A few years earlier, the Claimant obtained an arbitration award of RM1,000,000 in relation to a land dispute with the First Defendant. The Claimant made an application to the High Court to enforce the arbitral award against the First Defendant and it was allowed.

However, before the Claimant could enforce the award, the First Defendant sold a few parcels of land which were not recorded in the audited accounts to the Second Defendant. The Claimant alleged that the disposal of lands will affect their ability to recover the damages under the arbitral award. The Claimant filed a writ and alleged that the First Defendant, the Second Defendant and the IP had conspired to dissipate the lands in order to defeat the arbitral award granted to the Claimant.

Note: The land which the Second Defendant purchased from the First Defendant was never part of the land dispute.

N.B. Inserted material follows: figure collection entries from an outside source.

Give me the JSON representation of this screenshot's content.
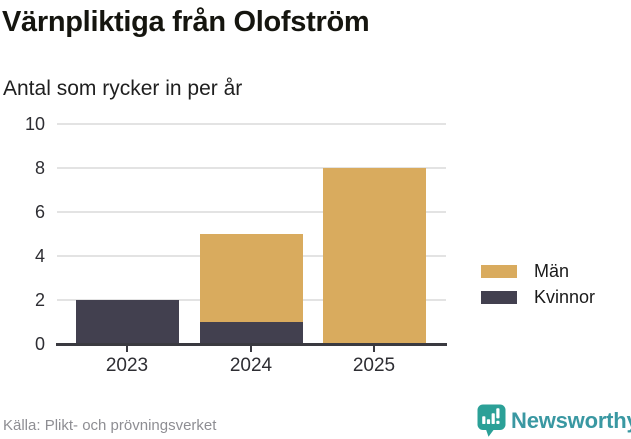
{
  "header": {
    "title": "Värnpliktiga från Olofström",
    "subtitle": "Antal som rycker in per år"
  },
  "chart_data": {
    "type": "bar",
    "stacked": true,
    "categories": [
      "2023",
      "2024",
      "2025"
    ],
    "series": [
      {
        "name": "Män",
        "color": "#d9ab5e",
        "values": [
          0,
          4,
          8
        ]
      },
      {
        "name": "Kvinnor",
        "color": "#42404f",
        "values": [
          2,
          1,
          0
        ]
      }
    ],
    "stack_order_bottom_to_top": [
      "Kvinnor",
      "Män"
    ],
    "title": "Värnpliktiga från Olofström",
    "subtitle": "Antal som rycker in per år",
    "xlabel": "",
    "ylabel": "",
    "ylim": [
      0,
      10
    ],
    "yticks": [
      0,
      2,
      4,
      6,
      8,
      10
    ],
    "grid": true,
    "legend_position": "right"
  },
  "footer": {
    "source": "Källa: Plikt- och prövningsverket",
    "brand": "Newsworthy"
  },
  "colors": {
    "axis": "#3a3a40",
    "gridline": "#e3e3e3",
    "brand_teal_icon": "#2ba097",
    "brand_teal_text": "#3a98a2"
  }
}
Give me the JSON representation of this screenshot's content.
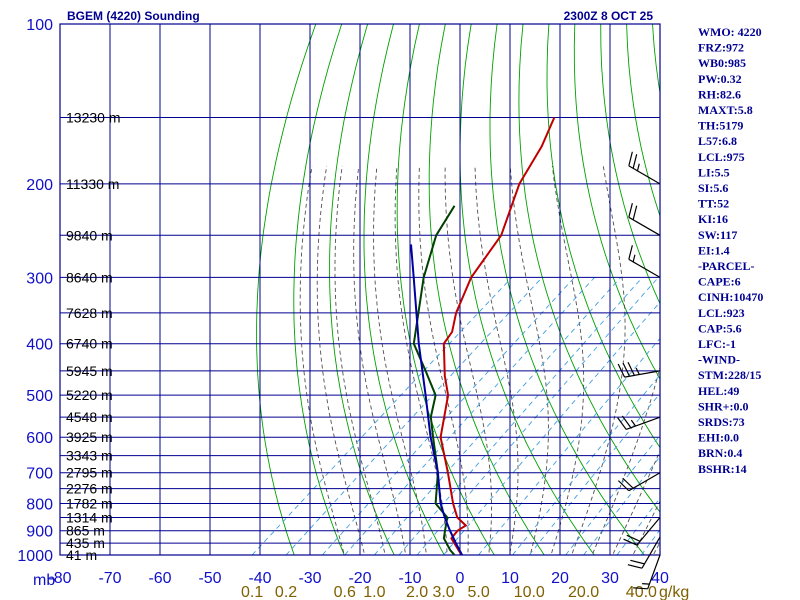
{
  "header": {
    "station_title": "BGEM (4220) Sounding",
    "valid_time": "2300Z  8 OCT 25"
  },
  "indices": [
    "WMO: 4220",
    "FRZ:972",
    "WB0:985",
    "PW:0.32",
    "RH:82.6",
    "MAXT:5.8",
    "TH:5179",
    "L57:6.8",
    "LCL:975",
    "LI:5.5",
    "SI:5.6",
    "TT:52",
    "KI:16",
    "SW:117",
    "EI:1.4",
    "-PARCEL-",
    "CAPE:6",
    "CINH:10470",
    "LCL:923",
    "CAP:5.6",
    "LFC:-1",
    "-WIND-",
    "STM:228/15",
    "HEL:49",
    "SHR+:0.0",
    "SRDS:73",
    "EHI:0.0",
    "BRN:0.4",
    "BSHR:14"
  ],
  "colors": {
    "axis_text": "#1010c8",
    "grid": "#000090",
    "dry_adiabat": "#00a000",
    "moist_adiabat": "#505050",
    "mixing_ratio": "#40a0e0",
    "temperature": "#c00000",
    "dewpoint": "#004000",
    "parcel": "#0000a0",
    "mixing_label": "#806000",
    "height_label": "#000000",
    "wind_barb": "#000000"
  },
  "chart_data": {
    "type": "line",
    "skew_per_log_p": 1.0,
    "xlim": [
      -80,
      40
    ],
    "ylim": [
      100,
      1000
    ],
    "pressure_ticks": [
      {
        "p": 100,
        "label": "100"
      },
      {
        "p": 200,
        "label": "200"
      },
      {
        "p": 300,
        "label": "300"
      },
      {
        "p": 400,
        "label": "400"
      },
      {
        "p": 500,
        "label": "500"
      },
      {
        "p": 600,
        "label": "600"
      },
      {
        "p": 700,
        "label": "700"
      },
      {
        "p": 800,
        "label": "800"
      },
      {
        "p": 900,
        "label": "900"
      },
      {
        "p": 1000,
        "label": "1000"
      }
    ],
    "temperature_ticks": [
      {
        "t": -80,
        "label": "-80"
      },
      {
        "t": -70,
        "label": "-70"
      },
      {
        "t": -60,
        "label": "-60"
      },
      {
        "t": -50,
        "label": "-50"
      },
      {
        "t": -40,
        "label": "-40"
      },
      {
        "t": -30,
        "label": "-30"
      },
      {
        "t": -20,
        "label": "-20"
      },
      {
        "t": -10,
        "label": "-10"
      },
      {
        "t": 0,
        "label": "0"
      },
      {
        "t": 10,
        "label": "10"
      },
      {
        "t": 20,
        "label": "20"
      },
      {
        "t": 30,
        "label": "30"
      },
      {
        "t": 40,
        "label": "40"
      }
    ],
    "pressure_unit": "mb",
    "mixing_ratio_unit": "g/kg",
    "mixing_ratio_labels": [
      {
        "w": 0.1,
        "label": "0.1"
      },
      {
        "w": 0.2,
        "label": "0.2"
      },
      {
        "w": 0.6,
        "label": "0.6"
      },
      {
        "w": 1.0,
        "label": "1.0"
      },
      {
        "w": 2.0,
        "label": "2.0"
      },
      {
        "w": 3.0,
        "label": "3.0"
      },
      {
        "w": 5.0,
        "label": "5.0"
      },
      {
        "w": 10.0,
        "label": "10.0"
      },
      {
        "w": 20.0,
        "label": "20.0"
      },
      {
        "w": 40.0,
        "label": "40.0"
      }
    ],
    "height_levels": [
      {
        "p": 150,
        "label": "13230 m"
      },
      {
        "p": 200,
        "label": "11330 m"
      },
      {
        "p": 250,
        "label": "9840 m"
      },
      {
        "p": 300,
        "label": "8640 m"
      },
      {
        "p": 350,
        "label": "7628 m"
      },
      {
        "p": 400,
        "label": "6740 m"
      },
      {
        "p": 450,
        "label": "5945 m"
      },
      {
        "p": 500,
        "label": "5220 m"
      },
      {
        "p": 550,
        "label": "4548 m"
      },
      {
        "p": 600,
        "label": "3925 m"
      },
      {
        "p": 650,
        "label": "3343 m"
      },
      {
        "p": 700,
        "label": "2795 m"
      },
      {
        "p": 750,
        "label": "2276 m"
      },
      {
        "p": 800,
        "label": "1782 m"
      },
      {
        "p": 850,
        "label": "1314 m"
      },
      {
        "p": 900,
        "label": "865 m"
      },
      {
        "p": 950,
        "label": "435 m"
      },
      {
        "p": 1000,
        "label": "41 m"
      }
    ],
    "series": [
      {
        "key": "temperature",
        "p": [
          1001,
          990,
          930,
          900,
          880,
          850,
          800,
          700,
          600,
          500,
          460,
          400,
          380,
          350,
          300,
          250,
          200,
          170,
          150
        ],
        "t": [
          0.5,
          -0.5,
          -5.5,
          -6.0,
          -5.5,
          -9.0,
          -13.0,
          -21.0,
          -30.5,
          -38.5,
          -43.5,
          -51.0,
          -52.0,
          -55.5,
          -60.5,
          -64.0,
          -72.0,
          -76.0,
          -80.0
        ]
      },
      {
        "key": "dewpoint",
        "p": [
          1001,
          980,
          930,
          900,
          850,
          800,
          700,
          600,
          550,
          500,
          450,
          400,
          300,
          250,
          220
        ],
        "t": [
          -1.0,
          -3.0,
          -7.0,
          -8.5,
          -11.0,
          -16.5,
          -23.0,
          -32.0,
          -37.0,
          -41.0,
          -48.5,
          -57.0,
          -70.0,
          -77.0,
          -80.0
        ]
      },
      {
        "key": "parcel",
        "p": [
          1001,
          950,
          900,
          850,
          800,
          700,
          600,
          500,
          400,
          300,
          260
        ],
        "t": [
          0.5,
          -3.5,
          -7.5,
          -11.5,
          -15.5,
          -23.0,
          -32.5,
          -43.0,
          -56.0,
          -72.0,
          -80.0
        ]
      }
    ],
    "wind_barbs": [
      {
        "p": 200,
        "dir": 300,
        "spd": 25
      },
      {
        "p": 250,
        "dir": 300,
        "spd": 20
      },
      {
        "p": 300,
        "dir": 300,
        "spd": 15
      },
      {
        "p": 450,
        "dir": 260,
        "spd": 35
      },
      {
        "p": 550,
        "dir": 250,
        "spd": 25
      },
      {
        "p": 700,
        "dir": 240,
        "spd": 20
      },
      {
        "p": 850,
        "dir": 220,
        "spd": 20
      },
      {
        "p": 925,
        "dir": 210,
        "spd": 20
      },
      {
        "p": 1000,
        "dir": 200,
        "spd": 15
      }
    ]
  }
}
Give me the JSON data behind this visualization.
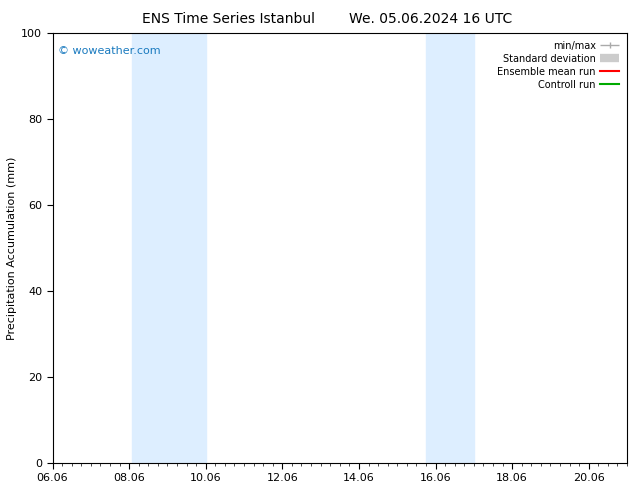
{
  "title_left": "ENS Time Series Istanbul",
  "title_right": "We. 05.06.2024 16 UTC",
  "ylabel": "Precipitation Accumulation (mm)",
  "ylim": [
    0,
    100
  ],
  "x_start": "2024-06-06 00:00",
  "x_tick_labels": [
    "06.06",
    "08.06",
    "10.06",
    "12.06",
    "14.06",
    "16.06",
    "18.06",
    "20.06"
  ],
  "x_tick_hours": [
    0,
    48,
    96,
    144,
    192,
    240,
    288,
    336
  ],
  "shaded_bands": [
    {
      "xmin_h": 50,
      "xmax_h": 96,
      "color": "#ddeeff"
    },
    {
      "xmin_h": 234,
      "xmax_h": 264,
      "color": "#ddeeff"
    }
  ],
  "watermark": "© woweather.com",
  "watermark_color": "#1a7abf",
  "legend_labels": [
    "min/max",
    "Standard deviation",
    "Ensemble mean run",
    "Controll run"
  ],
  "legend_colors": [
    "#aaaaaa",
    "#cccccc",
    "#ff0000",
    "#00aa00"
  ],
  "legend_lws": [
    1.0,
    6.0,
    1.5,
    1.5
  ],
  "bg_color": "#ffffff",
  "plot_bg_color": "#ffffff",
  "title_fontsize": 10,
  "axis_fontsize": 8,
  "tick_fontsize": 8
}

In reviewing the IP’s risk management processes to determine if their original Base Excess should be reinstated, the Insurer found the following:
 
  • The checklist employed by the IP for their conveyancing files were very comprehensive and in accordance with the basic conveyancing checklist suggested by Bar Council.
  • The checklist included critical timelines such as date of the SPA, completion date of the SPA, submission of real property gains tax returns with the Inland Revenue Board, payment of the differential sum for the purchaser, receipt of the redemption statement from the Vendor’s financier, release of the redemption sum to the Vendor’s financier, release of the loan sum by the Purchaser’s financier and payment of the balance purchase price to the Vendor.
  • From the checklists, the Insurer was able to ascertain that the IP was diligent and cautious in the manner they had handled the transaction since the IP kept track of crucial dates and processes.